1974 essay by Larry Niven

"Bigger Than Worlds" is an essay by the American science fiction writer Larry Niven (born 1938). It was first published in March 1974 in Analog magazine, and has been anthologized in A Hole in Space (1974) and in Playgrounds of the Mind (1991). It reviews a number of proposals, not inconsistent with the known laws of physics, which have been made for habitable artificial astronomical megastructures.

==Sections==
After an introduction saying that everyone may not always live on a single planet, the essay is divided into (mostly short) sections having the following titles and brief descriptions:

- The Multi-Generation Ship
A generation ship is a slower-than-light spaceship housing some hundreds of people which takes several human generations to complete its journey. It could in principle be built using known technology.

- Gravity
Niven can conceive of four ways of generating artificial gravity in a spaceship: (1) centrifugal force; (2) adding mass, e.g. neutronium or a black hole (this would incur serious penalties in fuel consumption); (3) gravity waves; and (4) continuous linear acceleration to the midway point of a journey, followed by continuous deceleration.

- Flying Cities
These were proposed by James Blish (1921–75) in his novel sequence Cities in Flight (1956–62); they used an as-yet-undiscovered means of propulsion. As an alternative to Blish's idea of launching existing cities into space, Niven proposes a giant annular spaceship, which rotates to generate artificial gravity.

- Inside Outside
This describes a hollowed-out planetoid, with living quarters inside.

- Macro-Life
Any of the foregoing could be made self-sufficient and a permanent habitation, enlarged by materials obtained from planetary systems.

- Worlds
Niven introduces the concept of engineering and terraforming whole planets.

- Dyson Spheres
A Dyson sphere is a hollow spherical megastructure that completely encompasses a star. The inside surface is inhabited. The structure need not be a complete sphere; as, for example, in Niven's novel Ringworld (1970). In that conception, a solid ring with a radius of perhaps 1 AU surrounds a star, and is spun like a bicycle wheel to provide centripetal force instead of gravity. A star could be provided with rings of different diameters each occupying a different plane.

- Dyson Spheres II
A Dyson structure could rotate to generate artificial gravity. Alternatively, one could do without gravity and live in free fall by inhabiting the space between two concentric Dyson spheres.

- Hold It A Minute
The mathematics are plausible; the materials of construction are unknown.

- The Disc
An Alderson disk is a platter of diameter similar to that of the orbits of Mars or Jupiter, with a star occupying a hole in its center.

- Cosmic Macaroni
In a topopolis, a star is surrounded by a toroidal tube, which rotates around its internal circular axis to generate artificial gravity by centrifugal force. The structure need not be circular: it could be more complex, consisting of multiple loops around the star. Sufficient loops produce an aegagropilous topopolis (from the Greek word for 'furball', originally one made of goat hair). If scaled up to surround a galactic core rather than a single star, it is an aegagropilous galactopolis.

- The Megasphere
A Dyson sphere contains the heart of a galaxy. The outside surface is the biosphere; the stars inside the source of energy. Surface gravity is minute, so that ability to live in free fall would be necessary. The atmosphere would not thin out for scores of light-years, so that structures such as ringworlds could be installed around the megasphere itself.

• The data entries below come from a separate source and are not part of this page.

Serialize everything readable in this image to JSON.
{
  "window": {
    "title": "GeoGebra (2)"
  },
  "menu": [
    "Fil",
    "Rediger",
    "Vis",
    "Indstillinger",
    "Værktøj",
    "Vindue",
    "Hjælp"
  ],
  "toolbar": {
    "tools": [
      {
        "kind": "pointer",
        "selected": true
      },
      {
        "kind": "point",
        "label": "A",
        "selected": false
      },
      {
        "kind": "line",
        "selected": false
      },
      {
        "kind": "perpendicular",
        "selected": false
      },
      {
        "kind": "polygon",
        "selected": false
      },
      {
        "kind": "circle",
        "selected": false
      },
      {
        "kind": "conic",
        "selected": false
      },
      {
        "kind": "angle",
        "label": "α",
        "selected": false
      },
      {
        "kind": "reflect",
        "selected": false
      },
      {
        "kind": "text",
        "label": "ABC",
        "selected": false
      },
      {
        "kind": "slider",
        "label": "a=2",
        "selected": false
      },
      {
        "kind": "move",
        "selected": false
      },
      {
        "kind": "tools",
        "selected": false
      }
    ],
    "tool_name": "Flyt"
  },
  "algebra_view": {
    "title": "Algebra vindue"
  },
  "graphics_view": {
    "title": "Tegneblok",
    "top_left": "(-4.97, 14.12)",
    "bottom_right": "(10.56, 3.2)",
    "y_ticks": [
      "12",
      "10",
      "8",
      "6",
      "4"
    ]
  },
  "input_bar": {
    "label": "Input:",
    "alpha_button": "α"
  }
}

Finally, Niven notes that a rotating ringworld equipped with conducting surfaces could set up enormous magnetic forces acting on the star, which could be used to control its burning and to force it to emit a jet of gas along the system's axis. The star would become its own space drive, towing the ringworld along by gravity. By the time the star was used up, the system would be moving at sufficient speed to use interstellar gas as fuel for a Bussard ramjet. Such a megastructure would be impossible to land, and only useful if fleeing a galaxy-wide disaster.